Неужели она с Виталиком договорилась? Пока меня обрабатывал этот круглолицый Ровда, времени у них было предостаточно… Или между ними что-то есть, и тот танец в ресторане не был простой демонстрацией способностей жениха невесте?..
– Расскажи нам, пожалуйста, об этом отце Константине, – попросил я. Ситуация мне не нравилась. – Что тут у вас вообще происходит?
– Долго придется говорить, – снова вздохнул Виталик, но рассказывать стал: – Православный приход у нас открыли тринадцать лет назад. Тогда их везде начали открывать, мода пошла, и райисполком выделил верующим целиком монастырь. Старый православный – руины, сами видели, а в этом как раз медицинское училище закрыли. Прислали священника – отца Александра. Замечательный был человек, – Виталик заулыбался, – добрый, веселый. Сам седенький, борода – седая, очечки стеклышками… Его у нас все любили. Открыл воскресную школу, несколько комнат в монастыре отвел для бездомных и для женщин, которых пьяные мужья из дому выгоняли… Он умер три года назад, – Виталик вздохнул в третий раз. – Сам епископ приезжал отпевать… Прислали этого. Поначалу тоже был нечего, но потом пошло… Когда его расстригли, епископ провозил нового. Но тут собралась целая площадь народу, большей часть не горкинские, какие-то ошалевшие бабки… Орали, вопили: "Не отдадим отца Константина!.." Епископ уехал ни с чем. А потом нам жалобы от верующих пошли. Почему позволяем служить священнику, извергнутому из сана? Какое право мы имеем в эти дела вмешиваться? – пояснил нам Виталик, хотя это и так было ясно. – Пытались зацепиться за другое. Здание с участком земли выделялось православной общине, а церковь после всего получилась как бы не православная. Представление послали в администрацию. Оказалось, что православных церквей в одной только России с полдесятка, есть и за рубежом. Отец Константин заявил, что перейдет под покровительство одной из них. Полгода ему на это дали. Думаю, что найдет кого-нибудь… Нехорошо все это, – заключил он и развел руками, – а сделать ничего не можем. Церковь по закону отделена от государства, это их внутреннее дело…
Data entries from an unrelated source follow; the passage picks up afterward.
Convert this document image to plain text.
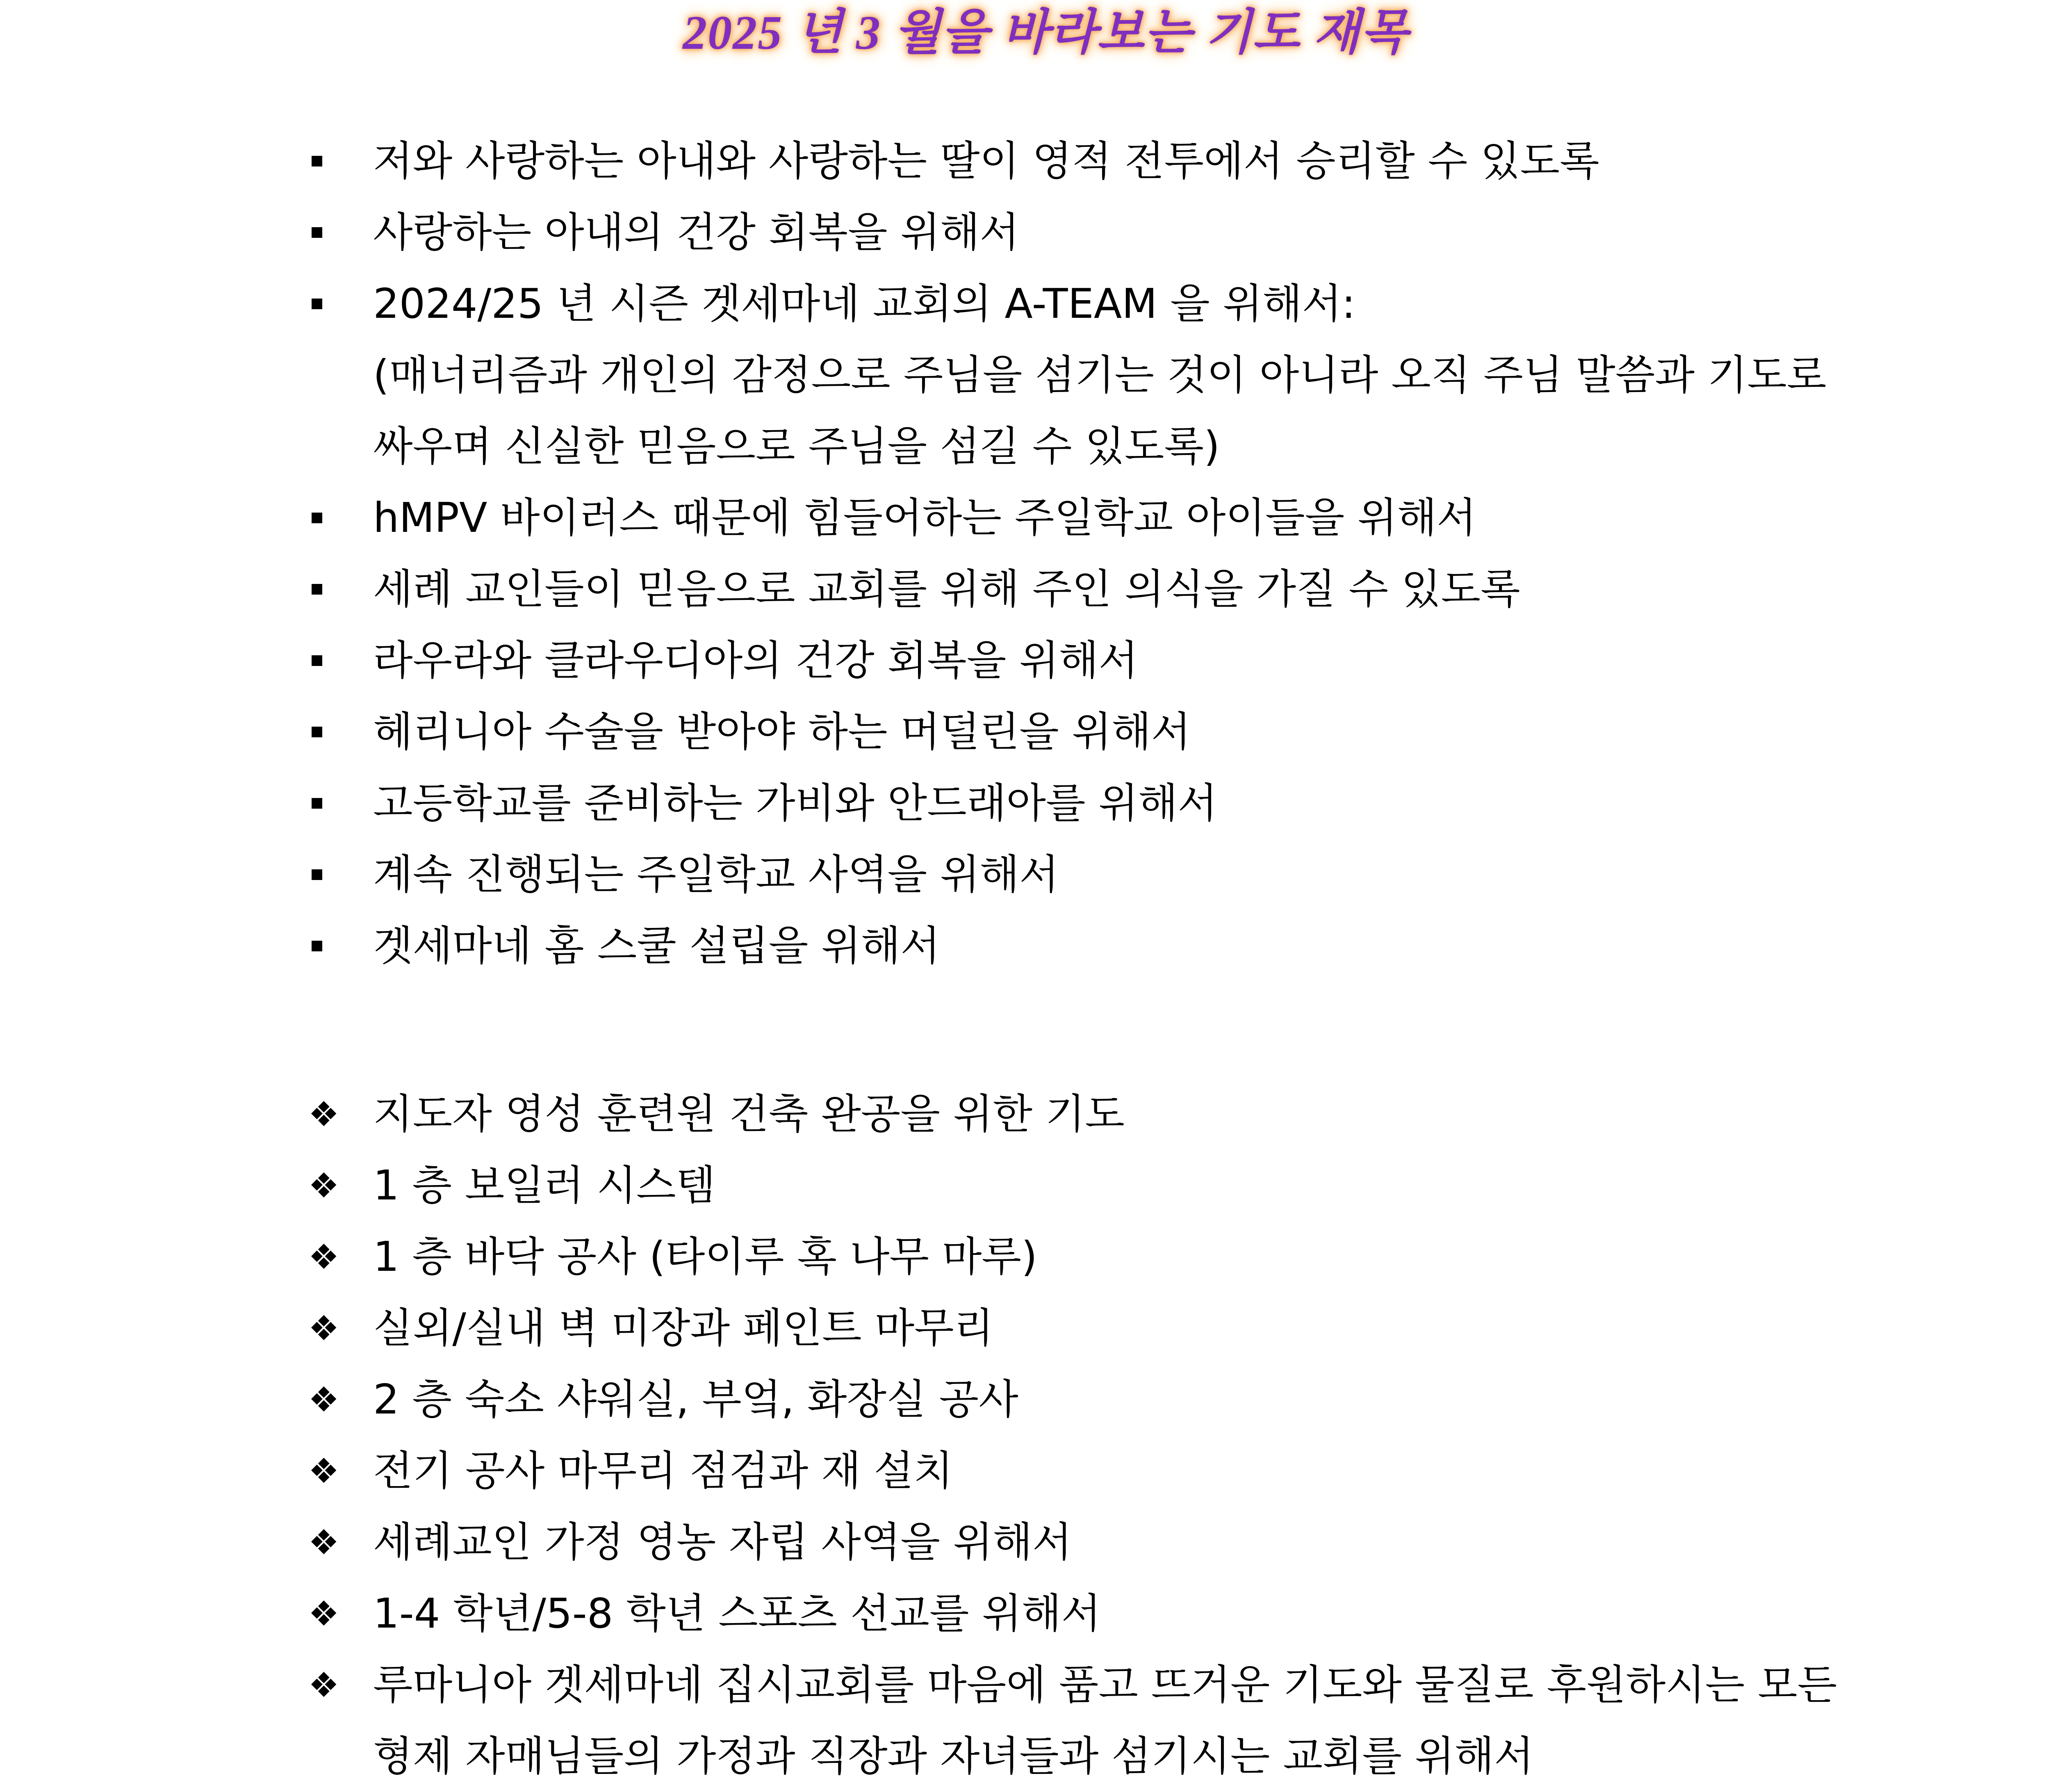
2025 년 3 월을 바라보는 기도 재목
저와 사랑하는 아내와 사랑하는 딸이 영적 전투에서 승리할 수 있도록
사랑하는 아내의 건강 회복을 위해서
2024/25 년 시즌 겟세마네 교회의 A-TEAM 을 위해서:
(매너리즘과 개인의 감정으로 주님을 섬기는 것이 아니라 오직 주님 말씀과 기도로
싸우며 신실한 믿음으로 주님을 섬길 수 있도록)
hMPV 바이러스 때문에 힘들어하는 주일학교 아이들을 위해서
세례 교인들이 믿음으로 교회를 위해 주인 의식을 가질 수 있도록
라우라와 클라우디아의 건강 회복을 위해서
헤리니아 수술을 받아야 하는 머덜린을 위해서
고등학교를 준비하는 가비와 안드래아를 위해서
계속 진행되는 주일학교 사역을 위해서
겟세마네 홈 스쿨 설립을 위해서
❖ 지도자 영성 훈련원 건축 완공을 위한 기도
❖ 1 층 보일러 시스템
❖ 1 층 바닥 공사 (타이루 혹 나무 마루)
❖ 실외/실내 벽 미장과 페인트 마무리
❖ 2 층 숙소 샤워실, 부엌, 화장실 공사
❖ 전기 공사 마무리 점검과 재 설치
❖ 세례교인 가정 영농 자립 사역을 위해서
❖ 1-4 학년/5-8 학년 스포츠 선교를 위해서
❖ 루마니아 겟세마네 집시교회를 마음에 품고 뜨거운 기도와 물질로 후원하시는 모든
형제 자매님들의 가정과 직장과 자녀들과 섬기시는 교회를 위해서
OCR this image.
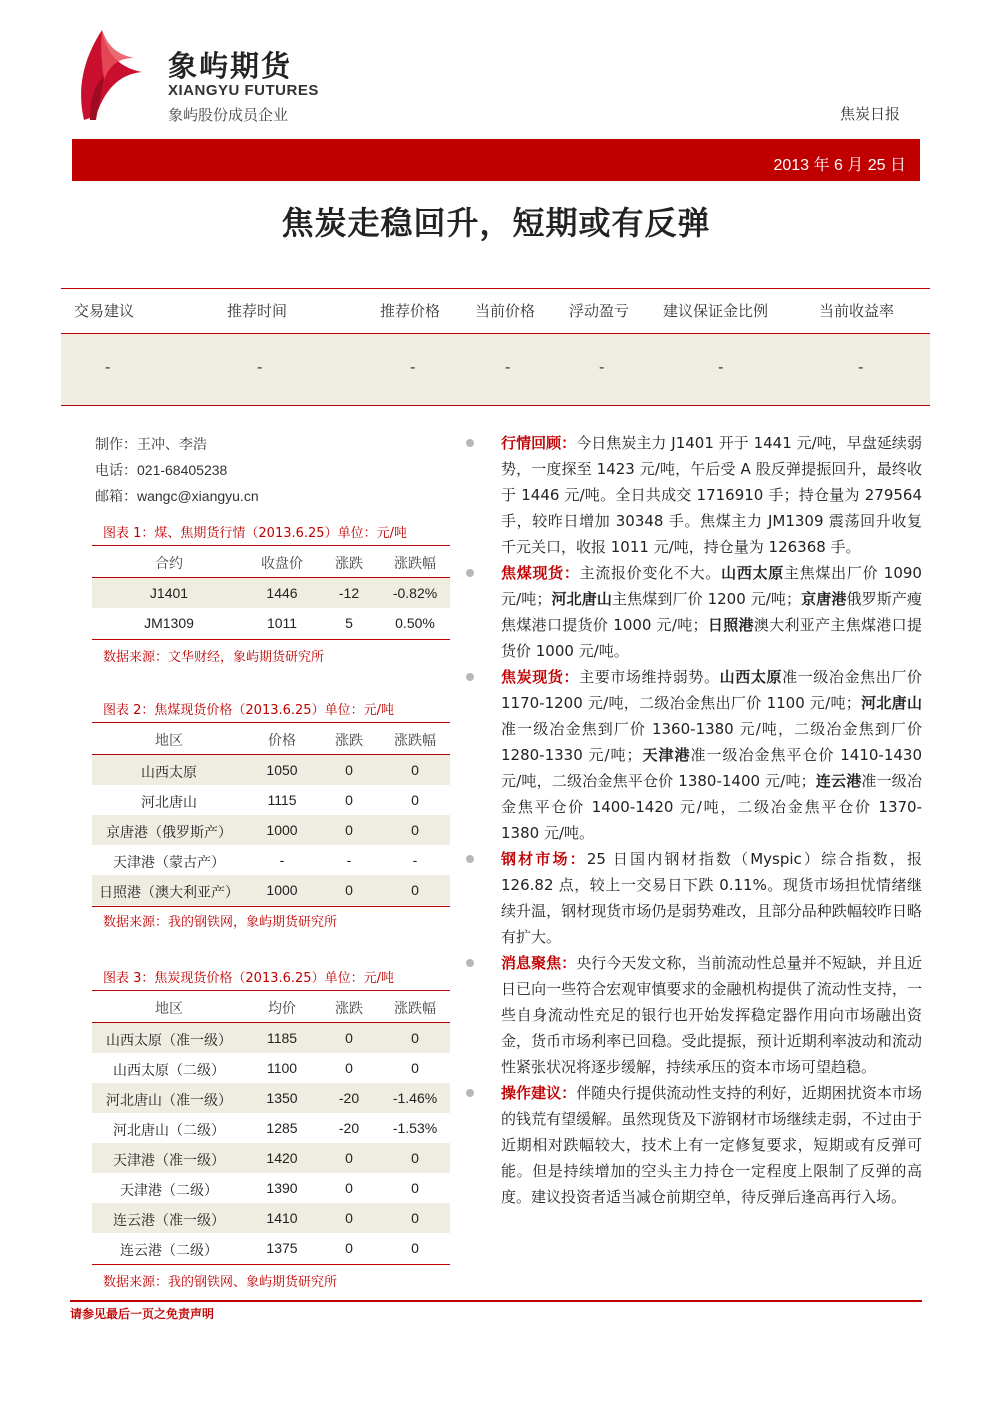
象屿期货
XIANGYU FUTURES
象屿股份成员企业	焦炭日报
2013 年 6 月 25 日
焦炭走稳回升，短期或有反弹
交易建议	推荐时间	推荐价格 当前价格 浮动盈亏 建议保证金比例	当前收益率
-	-	-	-	-	-	-
制作：王冲、李浩
电话：021-68405238
邮箱：wangc@xiangyu.cn
图表 1：煤、焦期货行情（2013.6.25）单位：元/吨
合约	收盘价 涨跌 涨跌幅
J1401	1446	-12 -0.82%
JM1309	1011	5	0.50%
数据来源：文华财经，象屿期货研究所
图表 2：焦煤现货价格（2013.6.25）单位：元/吨
地区	价格	涨跌 涨跌幅
山西太原	1050	0	0
河北唐山	1115	0	0
京唐港（俄罗斯产） 1000	0	0
天津港（蒙古产）	-	-	-
日照港（澳大利亚产） 1000	0	0
数据来源：我的钢铁网，象屿期货研究所
图表 3：焦炭现货价格（2013.6.25）单位：元/吨
地区	均价	涨跌 涨跌幅
山西太原（准一级） 1185	0	0
山西太原（二级）	1100	0	0
河北唐山（准一级） 1350	-20 -1.46%
河北唐山（二级）	1285	-20 -1.53%
天津港（准一级）	1420	0	0
天津港（二级）	1390	0	0
连云港（准一级）	1410	0	0
连云港（二级）	1375	0	0
数据来源：我的钢铁网、象屿期货研究所
行情回顾：今日焦炭主力 J1401 开于 1441 元/吨，早盘延续弱势，一度探至 1423 元/吨，午后受 A 股反弹提振回升，最终收于 1446 元/吨。全日共成交 1716910 手；持仓量为 279564 手，较昨日增加 30348 手。焦煤主力 JM1309 震荡回升收复千元关口，收报 1011 元/吨，持仓量为 126368 手。
焦煤现货：主流报价变化不大。山西太原主焦煤出厂价 1090 元/吨；河北唐山主焦煤到厂价 1200 元/吨；京唐港俄罗斯产瘦焦煤港口提货价 1000 元/吨；日照港澳大利亚产主焦煤港口提货价 1000 元/吨。
焦炭现货：主要市场维持弱势。山西太原准一级冶金焦出厂价 1170-1200 元/吨，二级冶金焦出厂价 1100 元/吨；河北唐山准一级冶金焦到厂价 1360-1380 元/吨，二级冶金焦到厂价 1280-1330 元/吨；天津港准一级冶金焦平仓价 1410-1430 元/吨，二级冶金焦平仓价 1380-1400 元/吨；连云港准一级冶金焦平仓价 1400-1420 元/吨，二级冶金焦平仓价 1370-1380 元/吨。
钢材市场：25 日国内钢材指数（Myspic）综合指数，报 126.82 点，较上一交易日下跌 0.11%。现货市场担忧情绪继续升温，钢材现货市场仍是弱势难改，且部分品种跌幅较昨日略有扩大。
消息聚焦：央行今天发文称，当前流动性总量并不短缺，并且近日已向一些符合宏观审慎要求的金融机构提供了流动性支持，一些自身流动性充足的银行也开始发挥稳定器作用向市场融出资金，货币市场利率已回稳。受此提振，预计近期利率波动和流动性紧张状况将逐步缓解，持续承压的资本市场可望趋稳。
操作建议：伴随央行提供流动性支持的利好，近期困扰资本市场的钱荒有望缓解。虽然现货及下游钢材市场继续走弱，不过由于近期相对跌幅较大，技术上有一定修复要求，短期或有反弹可能。但是持续增加的空头主力持仓一定程度上限制了反弹的高度。建议投资者适当减仓前期空单，待反弹后逢高再行入场。
请参见最后一页之免责声明
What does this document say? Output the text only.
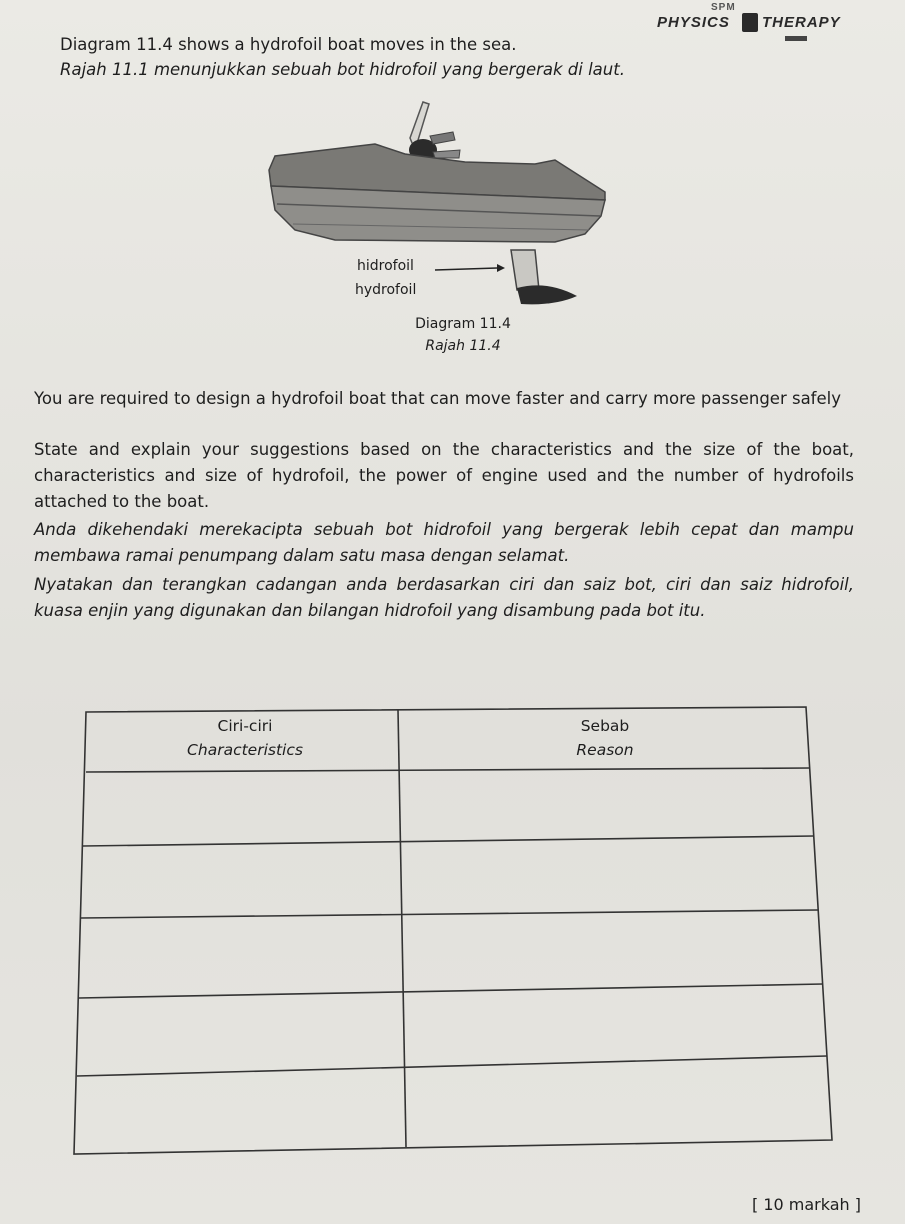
SPM
PHYSICS THERAPY
Diagram 11.4 shows a hydrofoil boat moves in the sea.
Rajah 11.1 menunjukkan sebuah bot hidrofoil yang bergerak di laut.
hidrofoil
hydrofoil
Diagram 11.4
Rajah 11.4
You are required to design a hydrofoil boat that can move faster and carry more passenger safely
State and explain your suggestions based on the characteristics and the size of the boat, characteristics and size of hydrofoil, the power of engine used and the number of hydrofoils attached to the boat.
Anda dikehendaki merekacipta sebuah bot hidrofoil yang bergerak lebih cepat dan mampu membawa ramai penumpang dalam satu masa dengan selamat.
Nyatakan dan terangkan cadangan anda berdasarkan ciri dan saiz bot, ciri dan saiz hidrofoil, kuasa enjin yang digunakan dan bilangan hidrofoil yang disambung pada bot itu.
Ciri-ciri
Characteristics
Sebab
Reason
[ 10 markah ]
– Видеомагнитофон у вас здесь есть? – прервала Рита, доставая из сумки кассету. Глаза у Виталика стали большие.
– Это у вас откуда?
"Оттуда"! – едва не сказал я, но вовремя спохватился.
– Добрые люди дали, – усмехнулась Рита. – Не надо лишних вопросов, Виталий! Мы тут люди умные…
– Сейчас! – воскликнул он и вылетел из кабинета. Обратно вернулся спустя минуту. – Шеф – в отъезде, кабинет свободен…
За накрытым столом сидели трое. Одного я узнал сразу – Ровда. Двое других были мне незнакомы. Но потому, как нахмурилось лицо Виталика, стало ясно: знает. Мужики чокались, закусывали и о чем-то оживленно беседовали, смеясь. Слов разобрать было нельзя – только нечто "бу – бу – бу". Запись, очевидно, шла только на встроенный микрофон видеокамеры, а между ней и комнатой, где сидела троица, было стекло: я заметил, когда был в кинобудке.
План съемки был один и тот же – камера, как видно, работала без оператора, застолье затягивалось, и я стал разглядывать обстановку комнаты. Обмеблировали ее по последнему провинциальному писку: диваны с пышными купеческими спинками, огромный ковер на полу, невысокий длинный столик, уставленный бутылками и закусками. Стульев не было. Как и шкафов. Зато диванов было чересчур: кроме двух, на которых восседала компания, еще три стояли вдоль стен. Эти, вдобавок, были покрыты пледами. У подлокотников стопками лежали небольшие подушки.